Summer Study Tour students became law scholars briefly this week. Carrie Scrufari, fellow with Center for Agriculture and Food Systems at Vermont Law School, led the group in a discussion of Genetically Modified Organisms (GMOs) as they relate to Act 120, Vermont’s new GMO-labeling law. She acknowledged the topic to be complex and that there are no final answers, whether one opposes or advocates for the statute.
Even referring to GMOs does not quite describe the plant and animal foods this law addresses. Genetic modification takes place also when organisms are conventionally cross-bred. The more accurate term is Genetically Engineered (GE), but since it is in the public discourse as GMO that is the wording used when labeling is supported or denied.
Carrie began with a review of the three branches of government and the checks and balances on power that are spelled out in the U.S. Constitution. She related further how the legislative branch, Congress, delegates authority to federal agencies, including those responsible for regulating GMOs: Food and Drug Administration (FDA), United States Department of Agriculture (USDA), and Environmental Protection Agency (EPA). Each approaches this issue from a different perspective, based upon the Acts that created them.
To step back from that for a moment, it is important to interject that two competing concepts frame the debate. Those who advocate for labeling adopt the Precautionary Principle. It is summarized in this way: When evidence points to the potential of an activity to cause significant, widespread or irreparable harm to public health or environment, options for avoiding that harm should be examined and pursued, even though the harm is not fully understood or proven.

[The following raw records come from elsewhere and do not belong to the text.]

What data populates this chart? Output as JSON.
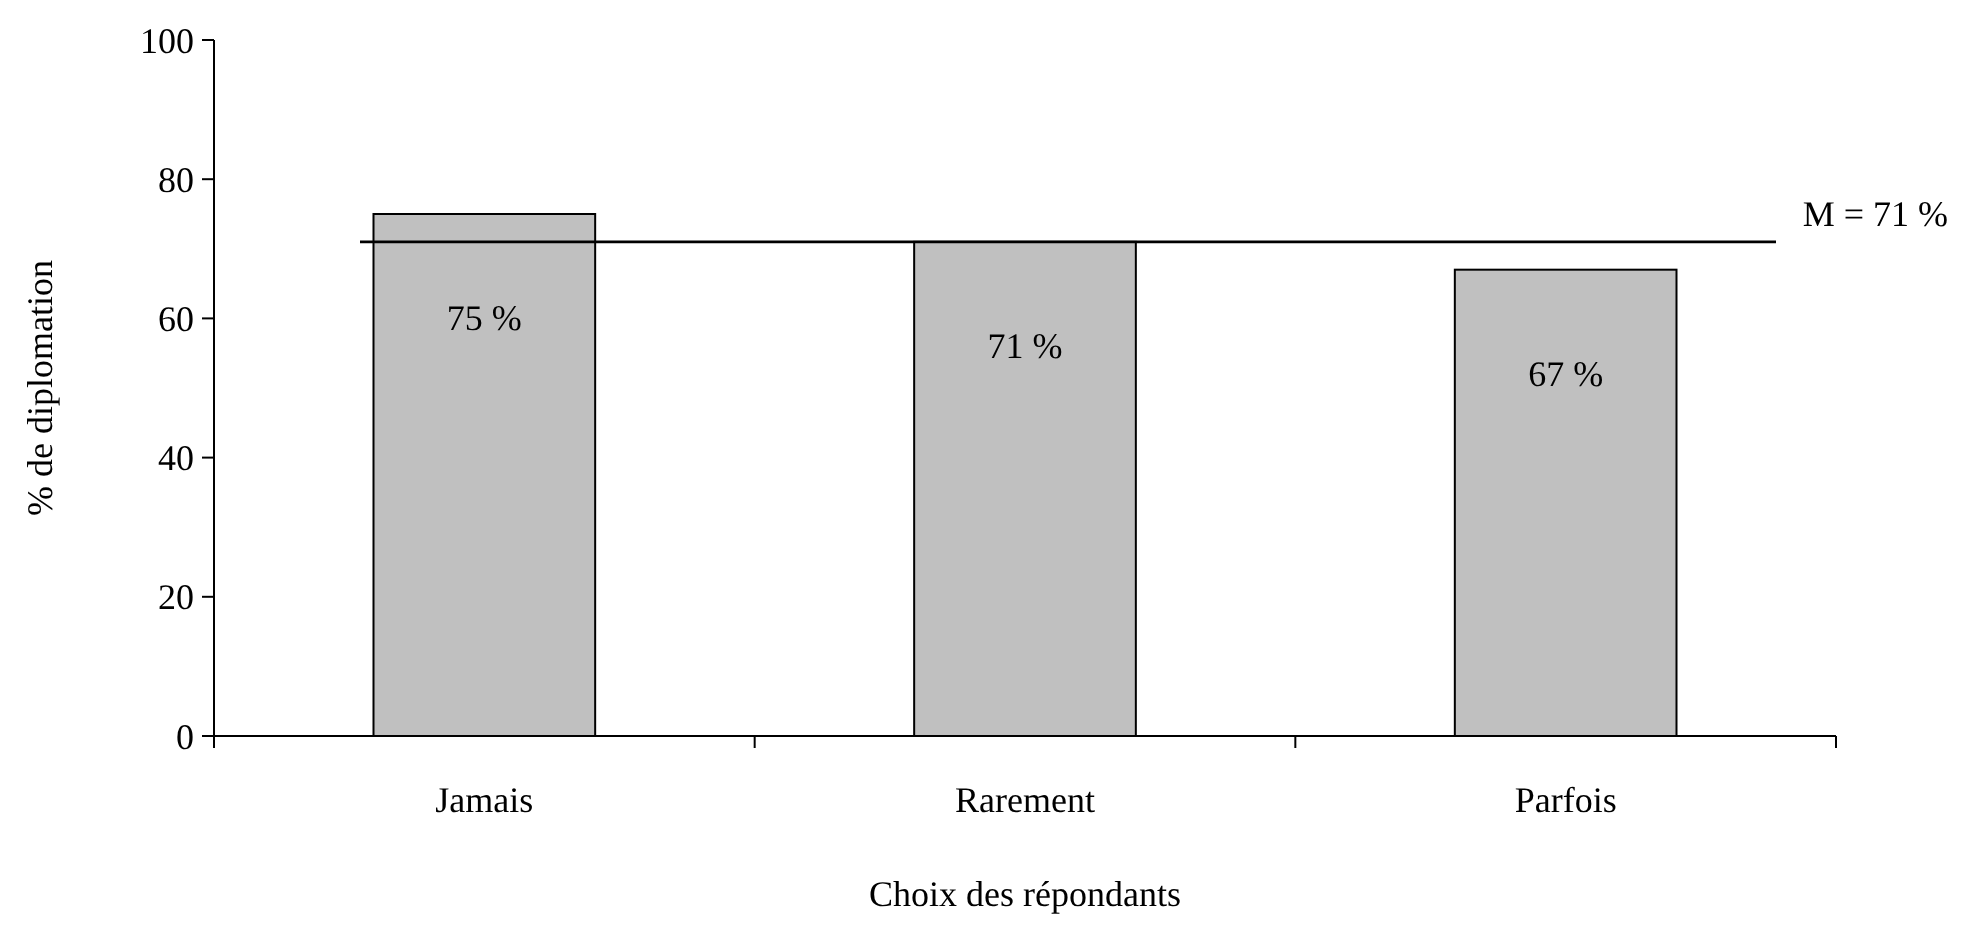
{
  "chart_data": {
    "type": "bar",
    "xlabel": "Choix des répondants",
    "ylabel": "% de diplomation",
    "categories": [
      "Jamais",
      "Rarement",
      "Parfois"
    ],
    "values": [
      75,
      71,
      67
    ],
    "value_labels": [
      "75 %",
      "71 %",
      "67 %"
    ],
    "color": "#c0c0c0",
    "ylim": [
      0,
      100
    ],
    "yticks": [
      0,
      20,
      40,
      60,
      80,
      100
    ],
    "grid": false,
    "ref_lines": [
      {
        "axis": "y",
        "value": 71,
        "label": "M = 71 %",
        "color": "#000000"
      }
    ]
  }
}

Sixty four countries in the world have acted based on this principle and now require labeling of GMOs, including European Union, Japan, South Korea, China, Australia and New Zealand. A number in the European Union especially have outright banned them.
The second and opposing concept is Substantial Equivalence, that is, that GMOS are substantially the same as foods that have been created through conventional selection of traits and cross-breeding. The United States government has taken this approach to regulation of GMOs, the same position taken by “Big Food” and “Big Pharma.”
By that token, the FDA has classified all GMOs as Generally Recognized as Safe (GRAS), meaning they do not require pre-market review. The USDA can require a pre-market review when the GMO may pose a plant risk to the environment or to interstate commerce, but generally it has not – even when studies have shown that herbicide use with GMOs has produced “superweeds.” The EPA also has generally been industry-friendly, even to the point of de-regulating a GE crop even when it has had a questionable pre-market review.
In general, there has been little to no third-party testing of GMOs. The industry giants such as Cargill, Monsanto, and Dupont have controlled the data and manipulated public opinion as well as lobbied government extensively. That means that Act 120, though it withstood a court challenge from the Grocery Manufacturers Association in April, 2015, has a long hard road ahead of it. Lawsuits, however, were anticipated by the State House in Vermont. They built into the wording of the law the creation of a “Food Fight Fund.” This provision allows citizens of Vermont and elsewhere to kick in money to defend any future attempts to repeal the law.
When polled, year after year, an overwhelming majority of Americans report that they want labeling of GMOs. Maine and Connecticut are two states that have passed such laws as well, but with “trigger clauses,” meaning the statutes will go in effect when demand reaches critical mass, that is, when 4-5 more states support it. The debate continues nationwide.